Mitigating MongoDB injection attacks with Mongoose

Question

I'm using the Mongoose ODM wrapper for NodeJS and I'm concerned about injection attacks. Let's assume I have the following schema:

const UserSchema = new mongoose.Schema({ userName: String, password: String });

If I were to perform a login request that looks like the following:

router.post('/login', (request, response) => {

    const userName = request.body.userName;
    const password = request.body.password;

    User.findOne({ userName: userName }, function (error, user) {
        // ... check password, other logic
    });
});

I would be open to an injection attack with the following JSON payload which will always find a user:

{
    "email": { "$gte": "" },
    "password": { "$gte": "" }
}

I'm not concerned about the password as it is hashed if a user is found which prevents any actual log in but I want to make sure my input is sanitized so that an attacker wouldn't even make it to that point.

I'm aware of the mongo-sanitize NPM package referenced in a similar StackOverflow post which appears to remove all JSON keys that begin with '$'. I plan on using this anyway but I will never allow the user to submit raw, unparsed JSON. Is it good practice in that case to just call toString() on the userName assuming I do the correct null checks?

const userName = request.body.userName.toString();

That would eliminate the query from being executed but it doesn't feel very secure. I assume the following is a better approach as it tries to convert userName to a String:

User.findOne({ userName: { "$eq": userName } }, function (error, user) {
     // ... other logic
});

I can't find anything concerning this in the in the Model.findOne() documentation which leads me to believe I'm overlooking something.

Any insight would be appreciated.

Other References:

1. https://blog.websecurify.com/2014/08/hacking-nodejs-and-mongodb.html
2. https://ckarande.gitbooks.io/owasp-nodegoat-tutorial/content/tutorial/a1_-_sql_and_nosql_injection.html

Answer 1

While you could use $eq to ensure an equality comparison is used in the query, your express route handler is a better place to perform request format validation.

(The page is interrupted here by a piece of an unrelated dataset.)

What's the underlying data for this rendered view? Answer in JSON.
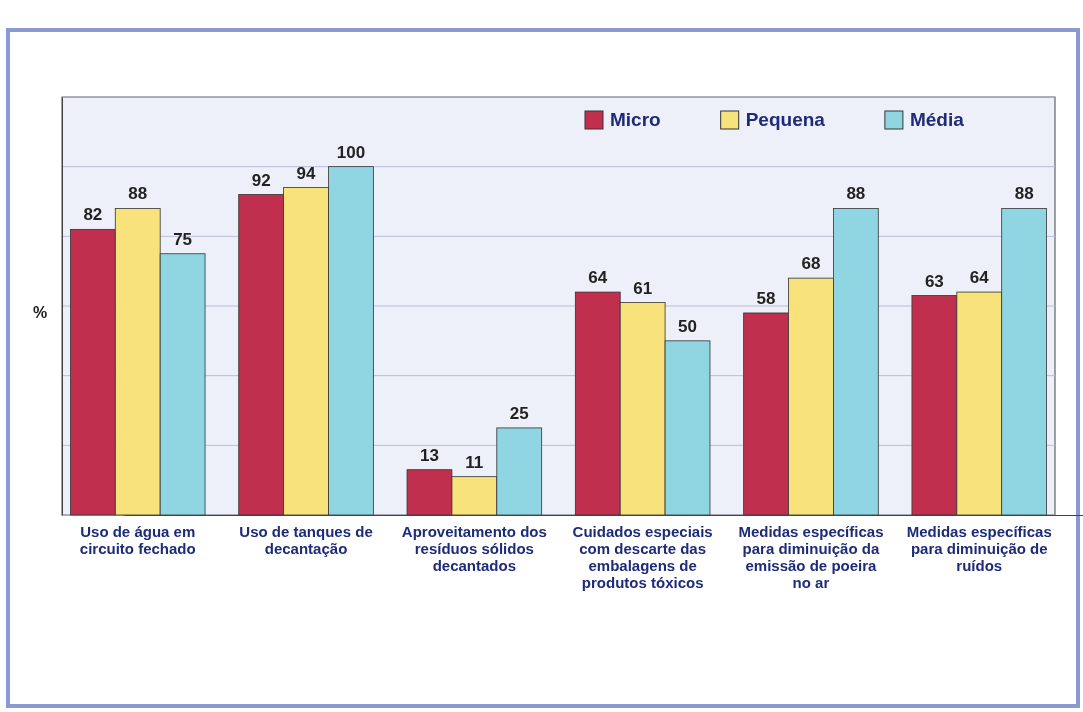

A valid POST /login should have userName and password string fields in the body of the request. If not, it should be rejected before it even gets to Mongoose.

Answer 2

Additionally, you can use npm package "mongo-sanitize" as given as per their documentation as below:

var sanitize = require('mongo-sanitize');

// The sanitize function will strip out any keys that start with '$' in the input,
// so you can pass it to MongoDB without worrying about malicious users overwriting
// query selectors.
var clean = sanitize(req.params.username);

Users.findOne({ name: clean }, function(err, doc) {
  // ...
});

If sanitize() is passed an object, it will mutate the original object.